The focus group discussions were performed in 2011 at two different health care units in Gothenburg (a city of about 600,000 inhabitants). Apart from the participants and the moderator, one additional researcher took part as an assistant moderator, taking field notes. We chose to alternate between moderators in the focus groups because we believed that our different backgrounds could have an impact on the discussions. The researcher with the most experience of focus groups (T.M.H.: pharmacist, Ph.D.) was moderator twice and the other two researchers acted as moderators once (S.A.S.: GP intern, Ph.D.; S.M.W.: clinical pharmacologist, Ph.D.). The study protocol was approved by the Regional Ethical Review Board in Gothenburg, Sweden.

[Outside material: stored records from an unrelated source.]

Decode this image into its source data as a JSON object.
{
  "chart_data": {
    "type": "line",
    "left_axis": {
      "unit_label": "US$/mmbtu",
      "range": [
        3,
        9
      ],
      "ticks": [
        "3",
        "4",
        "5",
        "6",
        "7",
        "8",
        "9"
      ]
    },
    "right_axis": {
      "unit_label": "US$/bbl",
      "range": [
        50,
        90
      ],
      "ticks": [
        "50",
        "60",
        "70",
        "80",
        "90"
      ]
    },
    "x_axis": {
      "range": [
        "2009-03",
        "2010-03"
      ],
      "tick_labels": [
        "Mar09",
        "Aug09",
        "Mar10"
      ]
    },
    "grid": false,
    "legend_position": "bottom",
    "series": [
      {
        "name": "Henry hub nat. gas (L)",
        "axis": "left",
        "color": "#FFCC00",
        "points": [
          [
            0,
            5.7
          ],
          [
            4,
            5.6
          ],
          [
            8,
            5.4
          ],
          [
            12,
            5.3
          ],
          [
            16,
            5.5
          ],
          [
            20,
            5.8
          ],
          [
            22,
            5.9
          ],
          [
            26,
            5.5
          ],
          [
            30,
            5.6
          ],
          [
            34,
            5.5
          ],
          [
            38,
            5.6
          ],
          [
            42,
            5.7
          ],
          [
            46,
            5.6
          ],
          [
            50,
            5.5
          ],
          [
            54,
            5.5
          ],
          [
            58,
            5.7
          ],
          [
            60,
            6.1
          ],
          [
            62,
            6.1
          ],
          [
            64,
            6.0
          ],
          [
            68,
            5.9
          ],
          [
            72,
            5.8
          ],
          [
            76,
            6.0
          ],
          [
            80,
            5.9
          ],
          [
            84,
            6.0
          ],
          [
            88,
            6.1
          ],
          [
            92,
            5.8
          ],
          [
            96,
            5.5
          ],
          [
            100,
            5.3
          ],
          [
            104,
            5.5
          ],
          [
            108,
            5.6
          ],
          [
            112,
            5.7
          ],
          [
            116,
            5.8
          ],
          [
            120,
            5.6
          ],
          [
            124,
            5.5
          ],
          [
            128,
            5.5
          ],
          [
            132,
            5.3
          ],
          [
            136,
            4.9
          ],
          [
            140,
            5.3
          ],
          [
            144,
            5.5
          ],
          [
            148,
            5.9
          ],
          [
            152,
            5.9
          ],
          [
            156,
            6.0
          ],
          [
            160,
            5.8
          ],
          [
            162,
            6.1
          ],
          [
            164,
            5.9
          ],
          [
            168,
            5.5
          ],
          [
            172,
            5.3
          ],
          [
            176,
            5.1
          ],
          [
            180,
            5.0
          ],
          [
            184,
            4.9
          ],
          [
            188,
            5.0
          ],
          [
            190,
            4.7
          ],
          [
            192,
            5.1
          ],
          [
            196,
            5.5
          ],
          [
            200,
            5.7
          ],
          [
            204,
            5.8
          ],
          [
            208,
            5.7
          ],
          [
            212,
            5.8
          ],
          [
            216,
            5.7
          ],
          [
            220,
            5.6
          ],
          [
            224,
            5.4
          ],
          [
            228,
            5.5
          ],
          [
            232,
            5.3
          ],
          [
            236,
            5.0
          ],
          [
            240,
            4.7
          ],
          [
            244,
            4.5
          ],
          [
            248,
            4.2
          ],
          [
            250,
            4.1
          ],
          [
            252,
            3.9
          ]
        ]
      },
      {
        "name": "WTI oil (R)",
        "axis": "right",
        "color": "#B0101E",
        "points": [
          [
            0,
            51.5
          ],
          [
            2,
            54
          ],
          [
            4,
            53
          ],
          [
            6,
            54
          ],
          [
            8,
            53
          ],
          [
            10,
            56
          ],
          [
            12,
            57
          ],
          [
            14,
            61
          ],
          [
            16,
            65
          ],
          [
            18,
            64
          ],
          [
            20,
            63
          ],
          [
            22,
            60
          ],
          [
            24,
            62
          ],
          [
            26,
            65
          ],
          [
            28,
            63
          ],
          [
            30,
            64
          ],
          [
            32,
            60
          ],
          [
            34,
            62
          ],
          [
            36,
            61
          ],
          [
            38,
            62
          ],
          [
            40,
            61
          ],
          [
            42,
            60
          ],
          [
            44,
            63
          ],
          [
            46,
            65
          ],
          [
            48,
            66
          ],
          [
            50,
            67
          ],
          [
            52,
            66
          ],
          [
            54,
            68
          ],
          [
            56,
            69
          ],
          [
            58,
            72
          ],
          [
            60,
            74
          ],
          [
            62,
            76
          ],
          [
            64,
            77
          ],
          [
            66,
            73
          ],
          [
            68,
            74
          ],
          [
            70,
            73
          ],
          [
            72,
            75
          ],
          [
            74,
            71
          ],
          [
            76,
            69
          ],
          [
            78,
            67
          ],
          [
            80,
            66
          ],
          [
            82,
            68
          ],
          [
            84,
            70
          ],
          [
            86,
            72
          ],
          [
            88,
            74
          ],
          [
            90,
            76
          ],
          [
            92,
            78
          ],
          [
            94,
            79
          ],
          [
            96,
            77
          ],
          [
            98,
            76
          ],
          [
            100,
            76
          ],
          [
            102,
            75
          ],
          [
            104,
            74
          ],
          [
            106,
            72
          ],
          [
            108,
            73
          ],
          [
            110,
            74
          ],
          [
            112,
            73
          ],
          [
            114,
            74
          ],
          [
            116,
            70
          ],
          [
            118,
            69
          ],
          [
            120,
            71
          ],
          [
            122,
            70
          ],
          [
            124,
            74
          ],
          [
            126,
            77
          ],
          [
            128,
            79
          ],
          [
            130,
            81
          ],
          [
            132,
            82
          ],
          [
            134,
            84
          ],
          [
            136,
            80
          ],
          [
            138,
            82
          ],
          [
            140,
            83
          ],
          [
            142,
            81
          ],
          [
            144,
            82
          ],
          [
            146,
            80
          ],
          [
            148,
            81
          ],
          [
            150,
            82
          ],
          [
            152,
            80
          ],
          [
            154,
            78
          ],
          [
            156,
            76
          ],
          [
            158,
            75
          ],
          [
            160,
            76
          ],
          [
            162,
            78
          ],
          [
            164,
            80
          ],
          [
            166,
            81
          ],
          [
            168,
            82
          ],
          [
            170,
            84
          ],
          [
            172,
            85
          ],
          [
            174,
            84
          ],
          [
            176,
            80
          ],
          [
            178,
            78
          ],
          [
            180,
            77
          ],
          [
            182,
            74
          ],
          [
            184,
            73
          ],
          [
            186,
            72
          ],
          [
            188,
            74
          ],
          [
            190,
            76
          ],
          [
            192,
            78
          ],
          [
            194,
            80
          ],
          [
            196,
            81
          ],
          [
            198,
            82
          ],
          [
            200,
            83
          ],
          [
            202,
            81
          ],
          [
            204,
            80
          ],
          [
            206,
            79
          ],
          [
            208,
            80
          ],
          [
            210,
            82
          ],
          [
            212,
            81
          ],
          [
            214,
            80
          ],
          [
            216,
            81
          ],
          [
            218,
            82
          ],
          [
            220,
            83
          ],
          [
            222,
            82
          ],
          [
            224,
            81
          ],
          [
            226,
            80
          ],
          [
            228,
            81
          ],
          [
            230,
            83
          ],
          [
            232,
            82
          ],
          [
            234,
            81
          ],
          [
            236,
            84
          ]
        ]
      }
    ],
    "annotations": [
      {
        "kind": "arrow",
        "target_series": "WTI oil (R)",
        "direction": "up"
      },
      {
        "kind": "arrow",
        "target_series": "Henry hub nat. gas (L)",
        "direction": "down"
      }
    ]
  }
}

Each group discussion started with a short, structured introduction by the moderator, and participant information was again distributed to each person together with a consent form to be signed before the discussion started. To facilitate the discussion, we used an interview guide (Table 2), including two fictitious patient cases. Each focus group lasted between 1.5 and 2 hours. The discussions were recorded on a digital voice recorder. After the fourth group, the research group agreed that no new factors had emerged and data saturation was attained.

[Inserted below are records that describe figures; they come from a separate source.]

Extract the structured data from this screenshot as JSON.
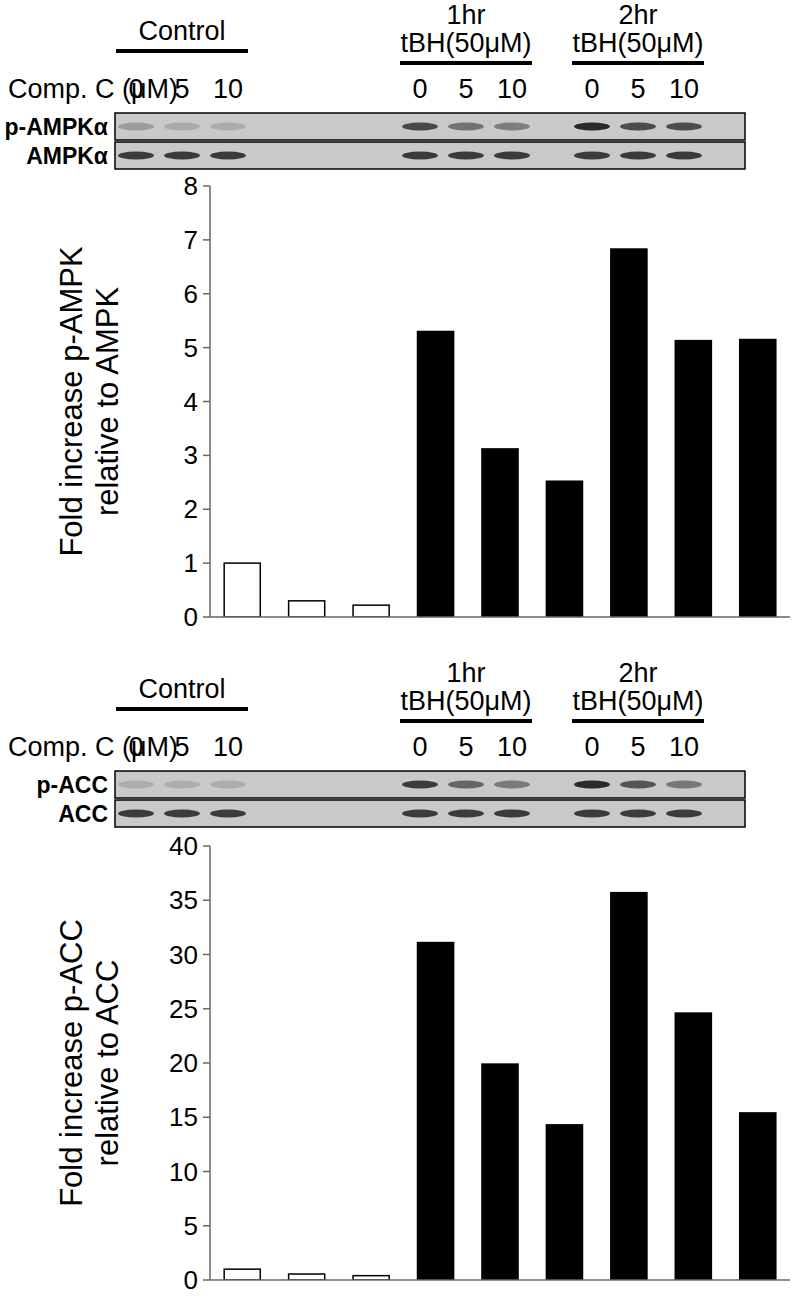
{
  "chart_data": [
    {
      "type": "bar",
      "groups": [
        {
          "label": [
            "Control"
          ]
        },
        {
          "label": [
            "1hr",
            "tBH(50μM)"
          ]
        },
        {
          "label": [
            "2hr",
            "tBH(50μM)"
          ]
        }
      ],
      "category_label": "Comp. C (μM)",
      "categories": [
        "0",
        "5",
        "10",
        "0",
        "5",
        "10",
        "0",
        "5",
        "10"
      ],
      "blot_labels": [
        "p-AMPKα",
        "AMPKα"
      ],
      "y_label": [
        "Fold increase p-AMPK",
        "relative to AMPK"
      ],
      "values": [
        1.0,
        0.3,
        0.22,
        5.3,
        3.12,
        2.52,
        6.83,
        5.13,
        5.15
      ],
      "colors": [
        "#ffffff",
        "#ffffff",
        "#ffffff",
        "#000000",
        "#000000",
        "#000000",
        "#000000",
        "#000000",
        "#000000"
      ],
      "ylim": [
        0,
        8
      ],
      "yticks": [
        0,
        1,
        2,
        3,
        4,
        5,
        6,
        7,
        8
      ],
      "tick_labels": "y",
      "grid": false
    },
    {
      "type": "bar",
      "groups": [
        {
          "label": [
            "Control"
          ]
        },
        {
          "label": [
            "1hr",
            "tBH(50μM)"
          ]
        },
        {
          "label": [
            "2hr",
            "tBH(50μM)"
          ]
        }
      ],
      "category_label": "Comp. C (μM)",
      "categories": [
        "0",
        "5",
        "10",
        "0",
        "5",
        "10",
        "0",
        "5",
        "10"
      ],
      "blot_labels": [
        "p-ACC",
        "ACC"
      ],
      "y_label": [
        "Fold increase p-ACC",
        "relative to ACC"
      ],
      "values": [
        1.0,
        0.55,
        0.4,
        31.1,
        19.9,
        14.3,
        35.7,
        24.6,
        15.4
      ],
      "colors": [
        "#ffffff",
        "#ffffff",
        "#ffffff",
        "#000000",
        "#000000",
        "#000000",
        "#000000",
        "#000000",
        "#000000"
      ],
      "ylim": [
        0,
        40
      ],
      "yticks": [
        0,
        5,
        10,
        15,
        20,
        25,
        30,
        35,
        40
      ],
      "tick_labels": "y",
      "grid": false
    }
  ]
}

The focus group discussions were transcribed verbatim and all transcripts were read by all researchers. Names of participants were replaced by codes (fictitious initials). NVivo 9 software was used for data management. We used manifest content analysis, according to Graneheim and Lundman, which is an analysis of what the text says rather than what the text talks about (latent content analysis). For each focus group, meaning units were identified, extracted, condensed, and assigned a descriptive code by two researchers independently (Table 1). In the next step, these two researchers met and discussed all codes for that particular focus group until consensus was reached. The three researchers together then sorted the various codes, for all four focus groups, into categories. The categories were discussed at a seminar with other qualitative researchers. As a last step, we identified emergent themes, each one being a thread of an underlying meaning on an interpretative level. Throughout the process of analysis, any disagreements were resolved through discussions.